Built-in multiplexer
teru’s multiplexer is part of the same event loop as the renderer. No separate tmux server. No IPC overhead. Four tiling layouts (master-stack, grid, monocle, floating), nine workspaces, Ctrl+Space prefix keys.
Agent teams auto-organize into dedicated workspaces when they declare a group name. The status bar shows live counts: [3 running] [1 done] [0 failed].
No GPU by design
I benchmarked the GPU path early. For terminal rendering — text on a character grid — the GPU is idle 99.9% of the time. The actual work is: look up glyph in atlas → alpha-blend onto pixel buffer.
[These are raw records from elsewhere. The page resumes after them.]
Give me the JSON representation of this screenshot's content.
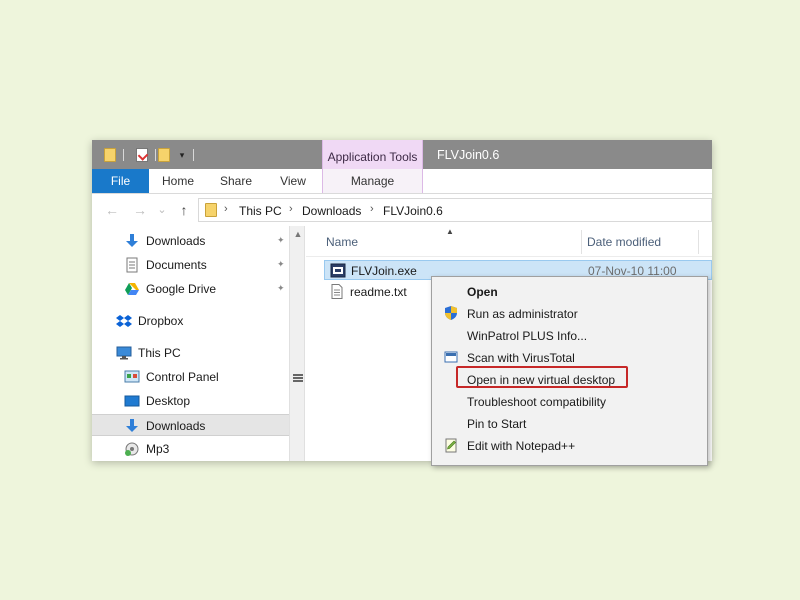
{
  "titlebar": {
    "context_tab_label": "Application Tools",
    "window_title": "FLVJoin0.6",
    "qat_dropdown_glyph": "▾",
    "qat_icons": [
      "folder-icon",
      "properties-icon",
      "new-folder-icon",
      "customize-dropdown-icon"
    ]
  },
  "ribbon": {
    "tabs": [
      {
        "label": "File",
        "active": true
      },
      {
        "label": "Home"
      },
      {
        "label": "Share"
      },
      {
        "label": "View"
      },
      {
        "label": "Manage"
      }
    ],
    "file_tab_color": "#1979ca",
    "context_tab_color": "#f0d9f5"
  },
  "nav": {
    "back_glyph": "←",
    "forward_glyph": "→",
    "recent_glyph": "⌄",
    "up_glyph": "↑",
    "breadcrumb": [
      "This PC",
      "Downloads",
      "FLVJoin0.6"
    ],
    "breadcrumb_separator": "›"
  },
  "navpane": {
    "pin_glyph": "📌",
    "items": [
      {
        "label": "Downloads",
        "icon": "download-arrow-icon",
        "pinned": true
      },
      {
        "label": "Documents",
        "icon": "document-icon",
        "pinned": true
      },
      {
        "label": "Google Drive",
        "icon": "google-drive-icon",
        "pinned": true
      },
      {
        "label": "Dropbox",
        "icon": "dropbox-icon"
      },
      {
        "label": "This PC",
        "icon": "computer-icon"
      },
      {
        "label": "Control Panel",
        "icon": "control-panel-icon"
      },
      {
        "label": "Desktop",
        "icon": "desktop-icon"
      },
      {
        "label": "Downloads",
        "icon": "download-arrow-icon",
        "selected": true
      },
      {
        "label": "Mp3",
        "icon": "music-icon"
      }
    ]
  },
  "filelist": {
    "columns": [
      "Name",
      "Date modified"
    ],
    "sort_glyph": "▲",
    "overflow_text": "A",
    "files": [
      {
        "name": "FLVJoin.exe",
        "date": "07-Nov-10 11:00",
        "icon": "exe-icon",
        "selected": true
      },
      {
        "name": "readme.txt",
        "date": "",
        "icon": "text-file-icon"
      }
    ]
  },
  "context_menu": {
    "items": [
      {
        "label": "Open",
        "bold": true,
        "icon": ""
      },
      {
        "label": "Run as administrator",
        "icon": "uac-shield-icon"
      },
      {
        "label": "WinPatrol PLUS Info...",
        "icon": ""
      },
      {
        "label": "Scan with VirusTotal",
        "icon": "virustotal-icon"
      },
      {
        "label": "Open in new virtual desktop",
        "icon": "",
        "highlighted": true
      },
      {
        "label": "Troubleshoot compatibility",
        "icon": ""
      },
      {
        "label": "Pin to Start",
        "icon": ""
      },
      {
        "label": "Edit with Notepad++",
        "icon": "notepad-plus-plus-icon"
      }
    ],
    "highlight_color": "#c62828"
  }
}
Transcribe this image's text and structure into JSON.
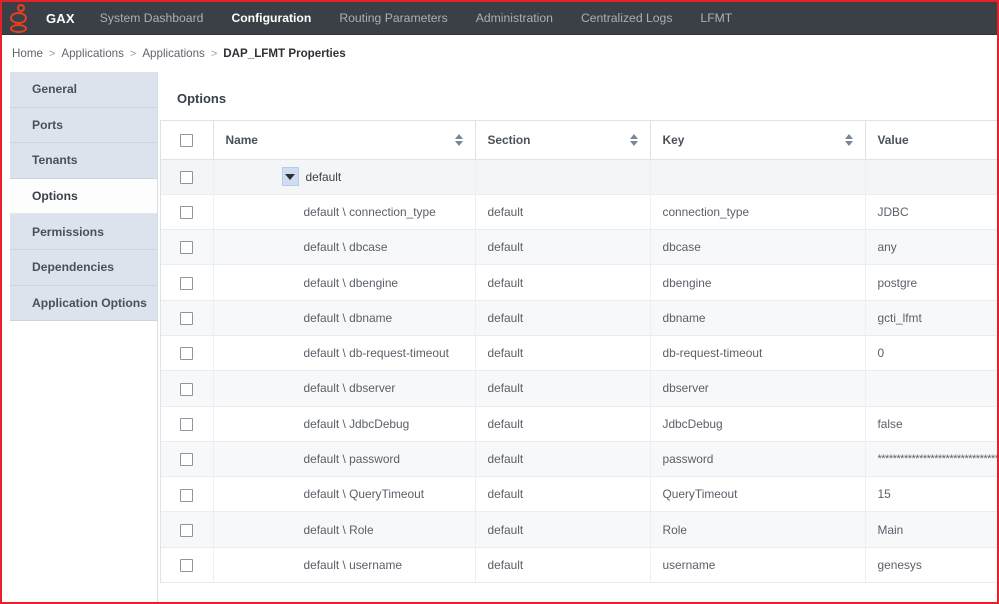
{
  "brand": {
    "name": "GAX",
    "logo_icon": "genesys-logo-icon",
    "accent_color": "#e8401f",
    "frame_color": "#e8202a",
    "nav_background": "#3b4047"
  },
  "topnav": {
    "items": [
      {
        "label": "System Dashboard",
        "active": false
      },
      {
        "label": "Configuration",
        "active": true
      },
      {
        "label": "Routing Parameters",
        "active": false
      },
      {
        "label": "Administration",
        "active": false
      },
      {
        "label": "Centralized Logs",
        "active": false
      },
      {
        "label": "LFMT",
        "active": false
      }
    ]
  },
  "breadcrumb": {
    "separator": ">",
    "items": [
      {
        "label": "Home",
        "current": false
      },
      {
        "label": "Applications",
        "current": false
      },
      {
        "label": "Applications",
        "current": false
      },
      {
        "label": "DAP_LFMT Properties",
        "current": true
      }
    ]
  },
  "sidebar": {
    "items": [
      {
        "label": "General",
        "active": false
      },
      {
        "label": "Ports",
        "active": false
      },
      {
        "label": "Tenants",
        "active": false
      },
      {
        "label": "Options",
        "active": true
      },
      {
        "label": "Permissions",
        "active": false
      },
      {
        "label": "Dependencies",
        "active": false
      },
      {
        "label": "Application Options",
        "active": false
      }
    ]
  },
  "main": {
    "panel_title": "Options",
    "table": {
      "select_all_checkbox": false,
      "columns": [
        {
          "label": "Name",
          "sortable": true,
          "sort_icon": "sort-arrows-icon"
        },
        {
          "label": "Section",
          "sortable": true,
          "sort_icon": "sort-arrows-icon"
        },
        {
          "label": "Key",
          "sortable": true,
          "sort_icon": "sort-arrows-icon"
        },
        {
          "label": "Value",
          "sortable": false,
          "sort_icon": ""
        }
      ],
      "group": {
        "label": "default",
        "expanded": true,
        "expander_icon": "caret-down-icon",
        "checked": false
      },
      "rows": [
        {
          "checked": false,
          "name": "default \\ connection_type",
          "section": "default",
          "key": "connection_type",
          "value": "JDBC"
        },
        {
          "checked": false,
          "name": "default \\ dbcase",
          "section": "default",
          "key": "dbcase",
          "value": "any"
        },
        {
          "checked": false,
          "name": "default \\ dbengine",
          "section": "default",
          "key": "dbengine",
          "value": "postgre"
        },
        {
          "checked": false,
          "name": "default \\ dbname",
          "section": "default",
          "key": "dbname",
          "value": "gcti_lfmt"
        },
        {
          "checked": false,
          "name": "default \\ db-request-timeout",
          "section": "default",
          "key": "db-request-timeout",
          "value": "0"
        },
        {
          "checked": false,
          "name": "default \\ dbserver",
          "section": "default",
          "key": "dbserver",
          "value": ""
        },
        {
          "checked": false,
          "name": "default \\ JdbcDebug",
          "section": "default",
          "key": "JdbcDebug",
          "value": "false"
        },
        {
          "checked": false,
          "name": "default \\ password",
          "section": "default",
          "key": "password",
          "value": "**********************************"
        },
        {
          "checked": false,
          "name": "default \\ QueryTimeout",
          "section": "default",
          "key": "QueryTimeout",
          "value": "15"
        },
        {
          "checked": false,
          "name": "default \\ Role",
          "section": "default",
          "key": "Role",
          "value": "Main"
        },
        {
          "checked": false,
          "name": "default \\ username",
          "section": "default",
          "key": "username",
          "value": "genesys"
        }
      ]
    }
  }
}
SIMD @Vector blitting on CPU is faster for this workload and works everywhere.
// SIMD alpha blending for 4-pixel chunks
const fg_vec: @Vector(4, f32) = .{ fr, fg, fb, fa };
const bg_vec: @Vector(4, f32) = .{ br, bg, bb, 1.0 };
const blended = fg_vec * @splat(alpha) + bg_vec * @splat(1.0 - alpha);
The 1.3MB release binary works in VMs, SSH sessions, containers, and cheap VPS instances with no GPU. No Mesa version conflicts, no GPU driver headaches.
Compressed scrollback
Traditional terminals store scrollback as a grid of character cells — each cell is a Unicode codepoint plus 16 bytes of attributes. A 50,000-line scrollback (80 columns) costs ~640MB.
teru stores the raw VT byte stream with keyframe/delta compression. A keyframe is a full grid snapshot at regular intervals. Deltas are the raw VT bytes between keyframes — typically much smaller than the rendered output. A 50,000-line scrollback that costs ~150MB in a traditional terminal costs ~3–7MB in teru: a 20–50x improvement.
Technical details
- ~16,000 lines of Zig, 250 inline tests
- Pure XCB for X11 (hand-declared externs, no Xlib)
- Wayland via xdg-shell + wl_shm
- stb_truetype for fonts (vendored, no FreeType/fontconfig)
- Three runtime deps: libxcb, libxkbcommon, libwayland-client
- VT100/xterm state machine with SIMD fast-path for ASCII
- Config file:
~/.config/teru/teru.conf, 14 key-value pairs - macOS (AppKit) and Windows (Win32) platform stubs compile but aren’t functional yet
Current status
v0.1.4. Works as my daily driver on X11.
What’s missing: full Unicode (emoji, CJK), shell integration scripts, detach/attach daemon mode (planned v0.2.0), Wayland keyboard from compositor keymap FD, plugin system.
What works well: everything in the AI integration layer — CustomPaneBackend, MCP server, OSC 9999, hook listener (16 event types). That’s the part I built teru for. It’s stable.
Available now
# Arch Linux
paru -S teru
# Build from source
git clone https://codeberg.org/ng/teru.git
cd teru && make release && sudo make install
See the docs for configuration and keybinding reference, and the roadmap for what’s coming.
I’d welcome feedback on the architecture — especially the agent protocol design. The space of AI-native terminal primitives is wide open. I think there are better abstractions than what we have today, and teru is my attempt at defining them.